POTUS’ pointless musical chairs
Two years into Trump administration, instability persists
Donald Trump loves being No. 1, and ordinarily we wouldn’t indulge his proclivity, but even we have to admit he’s achieved something unprecedented in presidential history.
White House churn.
In two years, he’s had no fewer than three dozen high-profile members of his administration depart. Some Trump fired, of course—that’s his thing. Many quit, in disgust or disgrace.
The outbound train for 2018 includes a secretary of state (Rex Tillerson), attorney general (Jeff Sessions), national security adviser (H.R. McMaster), U.N. ambassador (Nikki Haley), EPA administrator (Scott Pruitt), veterans affairs secretary (David Shulkin) … and that doesn’t include holiday traffic. Since Thanksgiving, he’s gotten resignation letters from Chief of Staff John Kelly, Interior Secretary Ryan Zinke and Defense Secretary Jim Mattis—the latter’s written with a poison pen.

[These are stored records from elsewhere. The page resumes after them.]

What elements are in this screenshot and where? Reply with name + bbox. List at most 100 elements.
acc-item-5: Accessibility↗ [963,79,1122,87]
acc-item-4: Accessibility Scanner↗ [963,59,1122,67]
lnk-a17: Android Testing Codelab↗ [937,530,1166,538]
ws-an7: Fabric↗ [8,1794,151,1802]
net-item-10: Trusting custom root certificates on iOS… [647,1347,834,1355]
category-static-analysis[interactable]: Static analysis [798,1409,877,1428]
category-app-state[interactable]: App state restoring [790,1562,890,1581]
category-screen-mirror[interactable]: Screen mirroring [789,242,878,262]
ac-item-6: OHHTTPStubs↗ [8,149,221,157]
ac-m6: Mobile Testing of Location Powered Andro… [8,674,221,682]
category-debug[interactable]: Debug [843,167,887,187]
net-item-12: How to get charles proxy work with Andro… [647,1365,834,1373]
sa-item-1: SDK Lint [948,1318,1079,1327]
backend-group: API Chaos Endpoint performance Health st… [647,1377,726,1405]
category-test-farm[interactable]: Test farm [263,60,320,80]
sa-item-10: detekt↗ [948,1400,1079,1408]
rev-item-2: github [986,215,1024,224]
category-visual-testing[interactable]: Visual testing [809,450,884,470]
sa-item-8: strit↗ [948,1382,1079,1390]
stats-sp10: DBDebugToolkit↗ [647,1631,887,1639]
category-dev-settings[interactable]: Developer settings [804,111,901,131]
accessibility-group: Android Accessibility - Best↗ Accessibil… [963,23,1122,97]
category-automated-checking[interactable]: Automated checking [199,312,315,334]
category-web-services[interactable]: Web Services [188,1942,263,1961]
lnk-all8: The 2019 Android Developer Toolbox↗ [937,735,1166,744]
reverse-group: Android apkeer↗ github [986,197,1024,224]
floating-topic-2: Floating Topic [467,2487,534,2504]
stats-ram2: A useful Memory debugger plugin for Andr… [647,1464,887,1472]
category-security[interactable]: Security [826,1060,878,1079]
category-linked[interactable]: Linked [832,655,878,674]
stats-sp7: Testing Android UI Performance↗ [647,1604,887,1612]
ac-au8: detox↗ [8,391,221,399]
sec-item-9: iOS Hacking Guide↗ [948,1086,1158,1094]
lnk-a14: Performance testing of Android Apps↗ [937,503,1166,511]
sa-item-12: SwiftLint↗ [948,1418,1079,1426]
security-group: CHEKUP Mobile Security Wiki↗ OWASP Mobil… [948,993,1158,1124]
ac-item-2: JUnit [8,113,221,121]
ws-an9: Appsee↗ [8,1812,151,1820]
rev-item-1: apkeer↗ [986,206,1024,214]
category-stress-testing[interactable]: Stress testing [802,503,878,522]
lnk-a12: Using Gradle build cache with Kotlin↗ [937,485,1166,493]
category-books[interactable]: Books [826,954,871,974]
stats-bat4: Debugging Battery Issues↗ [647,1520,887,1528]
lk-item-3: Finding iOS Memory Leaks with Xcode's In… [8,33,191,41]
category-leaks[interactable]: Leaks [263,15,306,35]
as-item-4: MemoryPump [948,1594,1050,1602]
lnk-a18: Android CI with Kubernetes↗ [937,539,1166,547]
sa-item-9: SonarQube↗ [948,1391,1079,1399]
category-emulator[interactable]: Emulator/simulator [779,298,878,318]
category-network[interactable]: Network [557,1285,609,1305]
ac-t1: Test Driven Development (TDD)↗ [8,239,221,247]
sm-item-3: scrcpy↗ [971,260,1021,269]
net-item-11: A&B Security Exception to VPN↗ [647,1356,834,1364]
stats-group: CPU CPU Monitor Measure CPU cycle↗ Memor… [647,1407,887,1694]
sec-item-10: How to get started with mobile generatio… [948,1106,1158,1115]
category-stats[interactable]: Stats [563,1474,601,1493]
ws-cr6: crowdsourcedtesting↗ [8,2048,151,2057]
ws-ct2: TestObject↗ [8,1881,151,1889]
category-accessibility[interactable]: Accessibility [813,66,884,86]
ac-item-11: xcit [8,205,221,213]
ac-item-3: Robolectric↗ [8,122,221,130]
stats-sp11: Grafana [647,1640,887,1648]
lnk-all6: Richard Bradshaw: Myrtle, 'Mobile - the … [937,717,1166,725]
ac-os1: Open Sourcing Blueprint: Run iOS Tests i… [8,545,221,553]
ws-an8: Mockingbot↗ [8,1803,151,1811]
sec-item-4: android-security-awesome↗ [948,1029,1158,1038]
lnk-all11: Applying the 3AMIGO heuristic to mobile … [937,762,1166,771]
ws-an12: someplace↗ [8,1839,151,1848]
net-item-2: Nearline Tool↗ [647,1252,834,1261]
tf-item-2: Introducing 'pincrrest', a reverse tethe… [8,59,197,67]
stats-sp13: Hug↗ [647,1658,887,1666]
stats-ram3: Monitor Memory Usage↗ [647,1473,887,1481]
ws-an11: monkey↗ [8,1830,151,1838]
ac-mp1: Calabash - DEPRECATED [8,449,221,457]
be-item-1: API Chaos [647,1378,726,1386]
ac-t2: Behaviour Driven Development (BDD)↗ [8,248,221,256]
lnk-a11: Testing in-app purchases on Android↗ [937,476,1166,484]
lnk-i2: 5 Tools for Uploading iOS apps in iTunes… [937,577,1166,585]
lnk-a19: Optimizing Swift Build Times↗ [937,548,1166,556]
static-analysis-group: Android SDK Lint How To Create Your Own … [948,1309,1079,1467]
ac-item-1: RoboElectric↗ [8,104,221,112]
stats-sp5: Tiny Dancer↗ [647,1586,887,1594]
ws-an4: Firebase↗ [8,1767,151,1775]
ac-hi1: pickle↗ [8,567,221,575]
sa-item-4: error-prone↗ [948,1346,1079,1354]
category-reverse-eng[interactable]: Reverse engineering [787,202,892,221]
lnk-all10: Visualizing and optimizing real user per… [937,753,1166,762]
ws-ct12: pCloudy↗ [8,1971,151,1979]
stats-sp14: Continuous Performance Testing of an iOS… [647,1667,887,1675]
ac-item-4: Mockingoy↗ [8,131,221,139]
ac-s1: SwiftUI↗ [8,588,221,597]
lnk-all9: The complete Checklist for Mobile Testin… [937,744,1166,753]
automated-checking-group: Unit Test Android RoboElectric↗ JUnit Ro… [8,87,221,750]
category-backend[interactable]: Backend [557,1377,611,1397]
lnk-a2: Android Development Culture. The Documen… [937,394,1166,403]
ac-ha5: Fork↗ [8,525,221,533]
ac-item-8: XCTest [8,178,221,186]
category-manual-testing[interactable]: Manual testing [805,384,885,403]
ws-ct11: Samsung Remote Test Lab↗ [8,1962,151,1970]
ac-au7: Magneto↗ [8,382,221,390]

Understand, we don’t view any of these exiles as heroic, or less complicit than others. They’ve all carried water for a reprehensible president. The “Trump administration” encompasses them, plus all their past and future colleagues.
We’re simply pointing out that as his second year gives way to his third, POTUS grows no closer to stabilizing the upper echelons of his branch of federal government. The exit door surely isn’t closed, with Education Secretary Betsy DeVos continually criticized and two others in the cabinet, Homeland Security Secretary Kirstjen Nielsen and Commerce Secretary Wilbur Ross, reportedly in Trump’s crosshairs.
The president campaigned on a promise he’d have “the best and the brightest” people working for him, for us. When does that start, exactly? If his first hires were “the best and the brightest” out there, who are we getting now?
Turnover is common after midterm elections. We know the history. This amount of turnover, both before and after the midterms, is historic. And not in a good way.